Mulheres na saúde global: “ainda há muitas injustiças e muito a se fazer”, aponta pesquisadora Devemos desencadear agendas de transformação do atual cenário, o que requer políticas públicas, iniciativas institucionais e compromissos coletivos. Avançamos, mas ainda há muitas injustiças e muito a se fazer, e isso é o que deve nos mover.

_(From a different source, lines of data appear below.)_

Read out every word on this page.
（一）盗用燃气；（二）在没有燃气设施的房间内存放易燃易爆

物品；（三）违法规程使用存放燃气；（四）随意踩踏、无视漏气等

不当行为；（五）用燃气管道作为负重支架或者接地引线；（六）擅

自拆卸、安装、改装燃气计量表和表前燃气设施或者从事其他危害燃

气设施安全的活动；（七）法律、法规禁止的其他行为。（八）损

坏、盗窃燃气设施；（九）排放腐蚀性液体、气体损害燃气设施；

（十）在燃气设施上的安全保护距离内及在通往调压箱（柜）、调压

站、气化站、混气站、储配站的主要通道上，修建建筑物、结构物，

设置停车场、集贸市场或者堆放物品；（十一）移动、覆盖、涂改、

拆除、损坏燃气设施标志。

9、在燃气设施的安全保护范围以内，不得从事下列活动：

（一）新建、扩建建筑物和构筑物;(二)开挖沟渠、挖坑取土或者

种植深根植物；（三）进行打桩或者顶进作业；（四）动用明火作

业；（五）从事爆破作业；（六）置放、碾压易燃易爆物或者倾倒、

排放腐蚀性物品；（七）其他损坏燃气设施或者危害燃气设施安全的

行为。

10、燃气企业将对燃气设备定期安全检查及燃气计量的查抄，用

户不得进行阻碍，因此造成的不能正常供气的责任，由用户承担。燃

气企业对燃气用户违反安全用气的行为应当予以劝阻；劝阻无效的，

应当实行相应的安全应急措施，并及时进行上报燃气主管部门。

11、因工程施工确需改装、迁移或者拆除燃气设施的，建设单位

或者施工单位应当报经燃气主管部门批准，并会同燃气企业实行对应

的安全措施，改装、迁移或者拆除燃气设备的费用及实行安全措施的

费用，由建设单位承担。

Na próxima quarta-feira, 15 de setembro, a partir das 10h, a vice-presidente de Educação, Informação e Comunicação da Fiocruz, Cristiani Vieira Machado, vai mediar o webinário “Mulheres na saúde global”, promovido pelo Centro de Relações Internacionais em Saúde da Fiocruz (Cris) no âmbito da série “Seminário Avançados Cris em Saúde Global e Diplomacia da Saúde 2021”. Para tanto, a vice-presidente conversou com o Campus Virtual Fiocruz e detalhou diferentes recortes e dimensões da temática, considerando a pandemia de Covid-19, e detalhando a atuação da Fundação e as necessidades de transformação do atual cenário. Confira:

Campus Virtual Fiocruz: Como você enxerga o papel das mulheres na saúde global e as ainda persistentes desigualdades estruturais de gênero? 

Cristiani Machado: Em primeiro lugar, é importante destacar que as desigualdades de gênero são um problema global, sendo observadas entre e dentro dos países. Em muitas sociedades, como, por exemplo, as latino-americanas, essas desigualdades estão entrelaçadas com outras – de classe, renda, raça, territoriais – em uma dinâmica complexa, que limita as possibilidades das meninas e mulheres exercerem plenamente seus direitos em vários âmbitos da vida cotidiana.

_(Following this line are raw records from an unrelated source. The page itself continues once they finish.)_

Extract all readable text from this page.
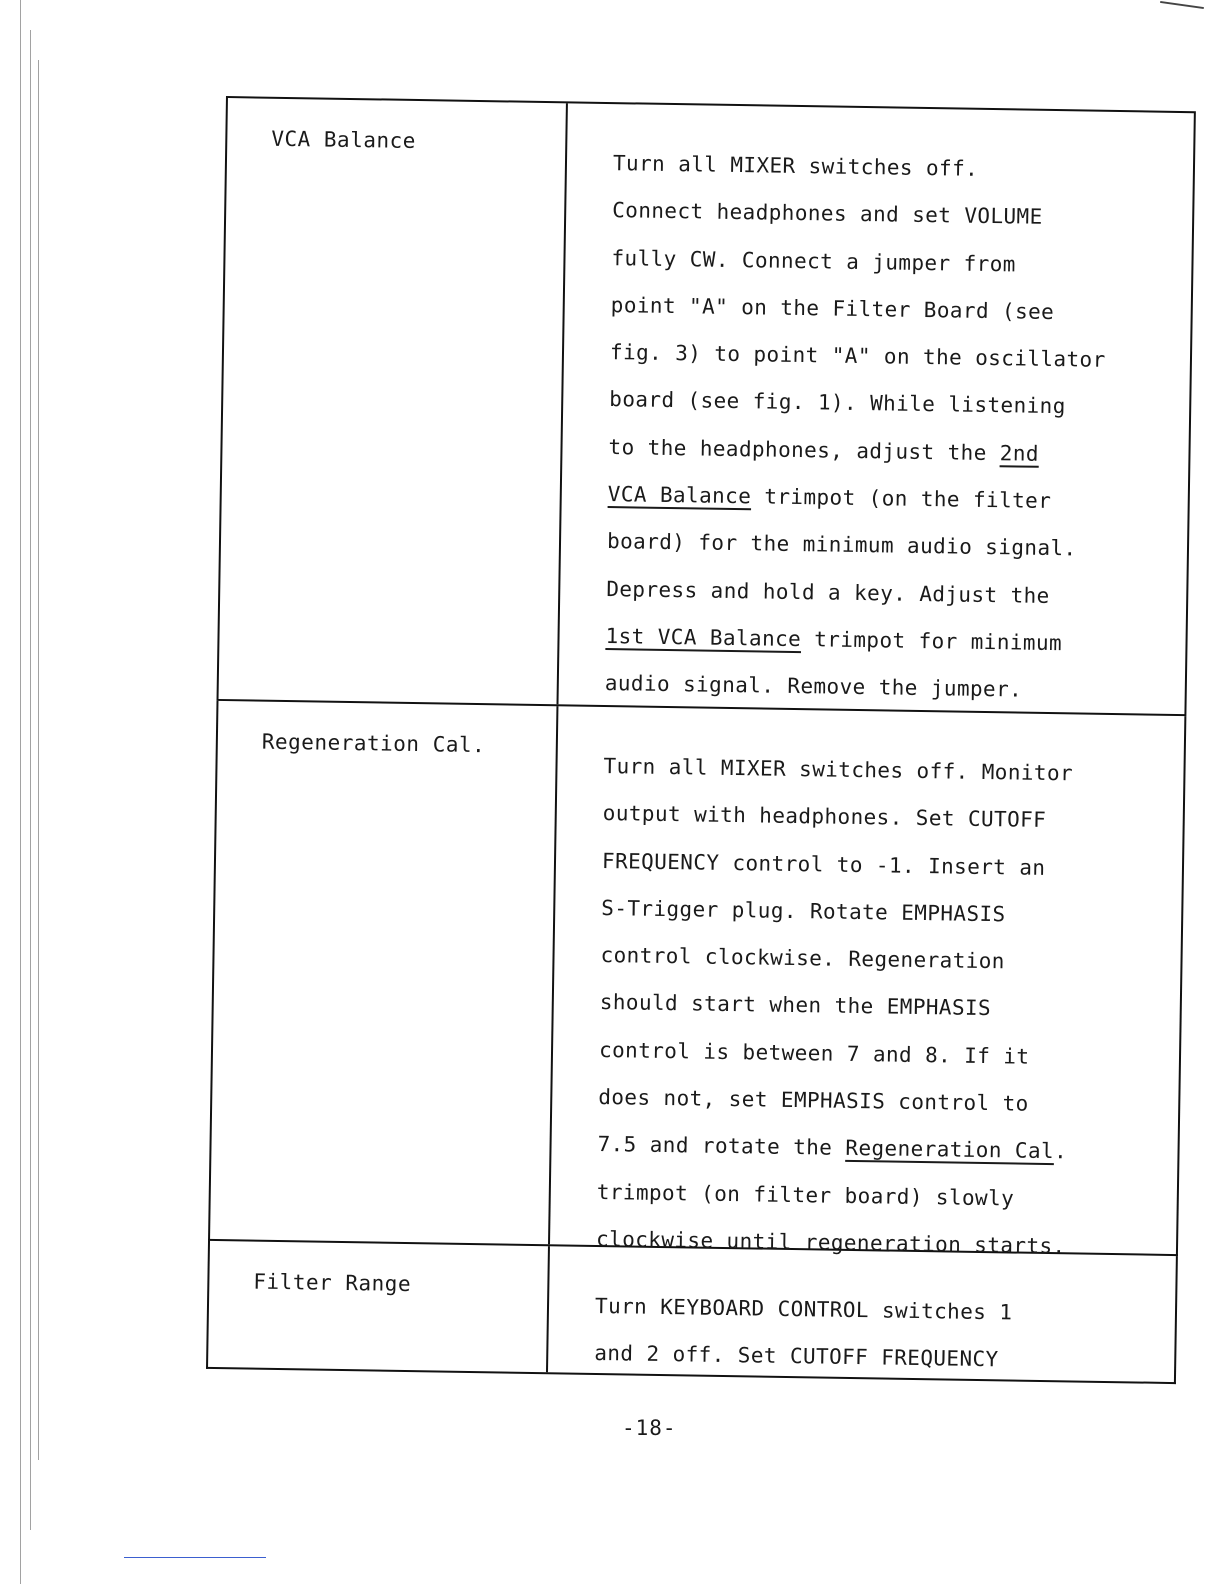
VCA Balance
Turn all MIXER switches off.
Connect headphones and set VOLUME
fully CW. Connect a jumper from
point "A" on the Filter Board (see
fig. 3) to point "A" on the oscillator
board (see fig. 1). While listening
to the headphones, adjust the 2nd
VCA Balance trimpot (on the filter
board) for the minimum audio signal.
Depress and hold a key. Adjust the
1st VCA Balance trimpot for minimum
audio signal. Remove the jumper.
Regeneration Cal.
Turn all MIXER switches off. Monitor
output with headphones. Set CUTOFF
FREQUENCY control to -1. Insert an
S-Trigger plug. Rotate EMPHASIS
control clockwise. Regeneration
should start when the EMPHASIS
control is between 7 and 8. If it
does not, set EMPHASIS control to
7.5 and rotate the Regeneration Cal.
trimpot (on filter board) slowly
clockwise until regeneration starts.
Filter Range
Turn KEYBOARD CONTROL switches 1
and 2 off. Set CUTOFF FREQUENCY
-18-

Tais desigualdades se expressam inclusive na ocupação de espaços de poder. Observa-se importante sub-representação das mulheres na política, no Parlamento, no Judiciário, em altos cargos na gestão pública e na gestão em empresas privadas, nas posições e premiações de maior prestígio na ciência, artes, esportes... 

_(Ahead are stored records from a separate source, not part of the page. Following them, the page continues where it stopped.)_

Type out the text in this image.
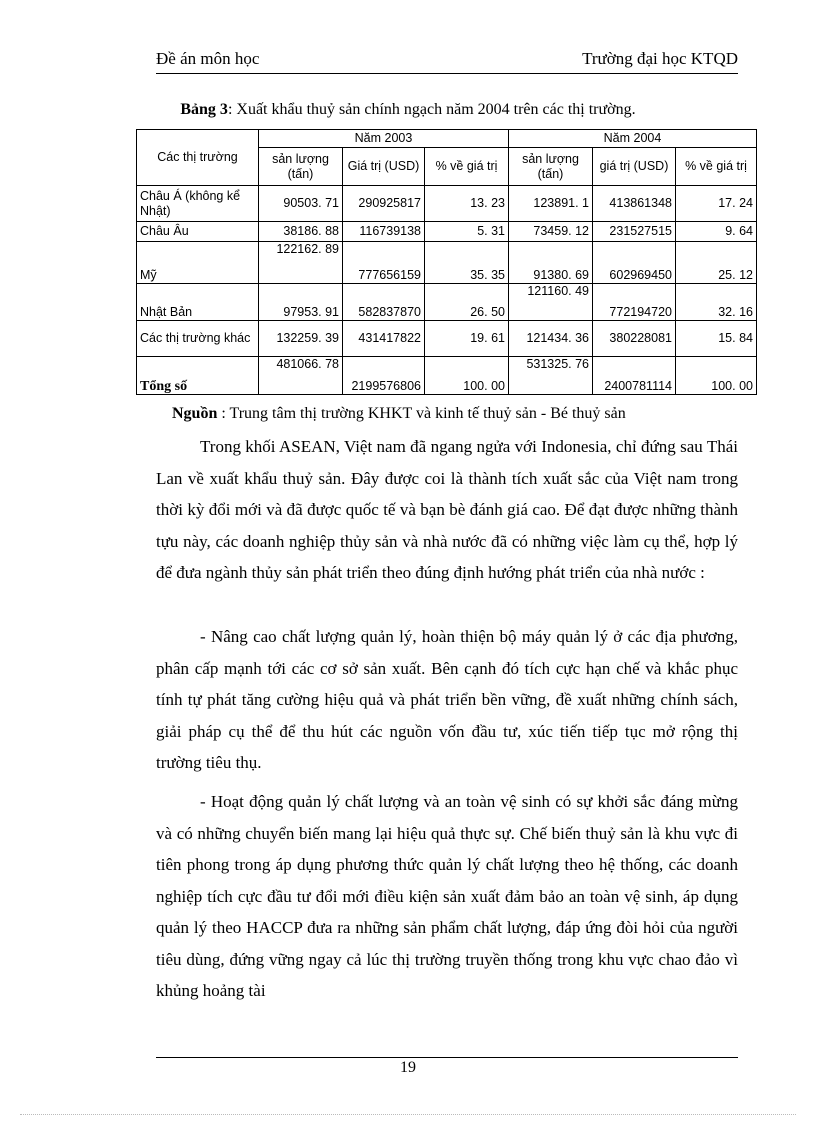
Đề án môn học	Trường đại học KTQD
Bảng 3: Xuất khẩu thuỷ sản chính ngạch năm 2004 trên các thị trường.
Các thị trường	Năm 2003			Năm 2004		
	sản lượng (tấn)	Giá trị (USD)	% về giá trị	sản lượng (tấn)	giá trị (USD)	% về giá trị
Châu Á (không kể Nhật)	90503. 71	290925817	13. 23	123891. 1	413861348	17. 24
Châu Âu	38186. 88	116739138	5. 31	73459. 12	231527515	9. 64
Mỹ	122162. 89	777656159	35. 35	91380. 69	602969450	25. 12
Nhật Bản	97953. 91	582837870	26. 50	121160. 49	772194720	32. 16
Các thị trường khác	132259. 39	431417822	19. 61	121434. 36	380228081	15. 84
Tổng số	481066. 78	2199576806	100. 00	531325. 76	2400781114	100. 00
Nguồn : Trung tâm thị trường KHKT và kinh tế thuỷ sản - Bé thuỷ sản

Trong khối ASEAN, Việt nam đã ngang ngửa với Indonesia, chỉ đứng sau Thái Lan về xuất khẩu thuỷ sản. Đây được coi là thành tích xuất sắc của Việt nam trong thời kỳ đổi mới và đã được quốc tế và bạn bè đánh giá cao. Để đạt được những thành tựu này, các doanh nghiệp thủy sản và nhà nước đã có những việc làm cụ thể, hợp lý để đưa ngành thủy sản phát triển theo đúng định hướng phát triển của nhà nước :

- Nâng cao chất lượng quản lý, hoàn thiện bộ máy quản lý ở các địa phương, phân cấp mạnh tới các cơ sở sản xuất. Bên cạnh đó tích cực hạn chế và khắc phục tính tự phát tăng cường hiệu quả và phát triển bền vững, đề xuất những chính sách, giải pháp cụ thể để thu hút các nguồn vốn đầu tư, xúc tiến tiếp tục mở rộng thị trường tiêu thụ.

- Hoạt động quản lý chất lượng và an toàn vệ sinh có sự khởi sắc đáng mừng và có những chuyển biến mang lại hiệu quả thực sự. Chế biến thuỷ sản là khu vực đi tiên phong trong áp dụng phương thức quản lý chất lượng theo hệ thống, các doanh nghiệp tích cực đầu tư đổi mới điều kiện sản xuất đảm bảo an toàn vệ sinh, áp dụng quản lý theo HACCP đưa ra những sản phẩm chất lượng, đáp ứng đòi hỏi của người tiêu dùng, đứng vững ngay cả lúc thị trường truyền thống trong khu vực chao đảo vì khủng hoảng tài

19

Embora as mulheres tenham expandido sua participação no mercado de trabalho na última década, persistem injustiças, como disparidades salariais e assimetrias na divisão de responsabilidades entre os homens e mulheres no trabalho doméstico, cuidado com crianças e idosos, ocasionando sobrecarga importante para as mulheres e constrangimentos a sua trajetória profissional. Acrescente-se ainda o machismo estrutural, e as situações de assédio e de violência contra as mulheres. 

Por outro lado, quando há oportunidades adequadas, as mulheres são bem-sucedidas nos mais variados campos e áreas de atuação, havendo numerosos exemplos de lideranças brilhantes. Essas não devem ser tratadas como exceção, mas são, sim, importantes para evidenciar que as mulheres podem e devem ocupar os diferentes espaços, pois têm esse direito, além de um imenso potencial de contribuir para a sociedade em várias esferas. 

CVF: Como a pandemia de Covid-19 acentuou as inúmeras dimensões abarcadas na temática das mulheres na saúde global?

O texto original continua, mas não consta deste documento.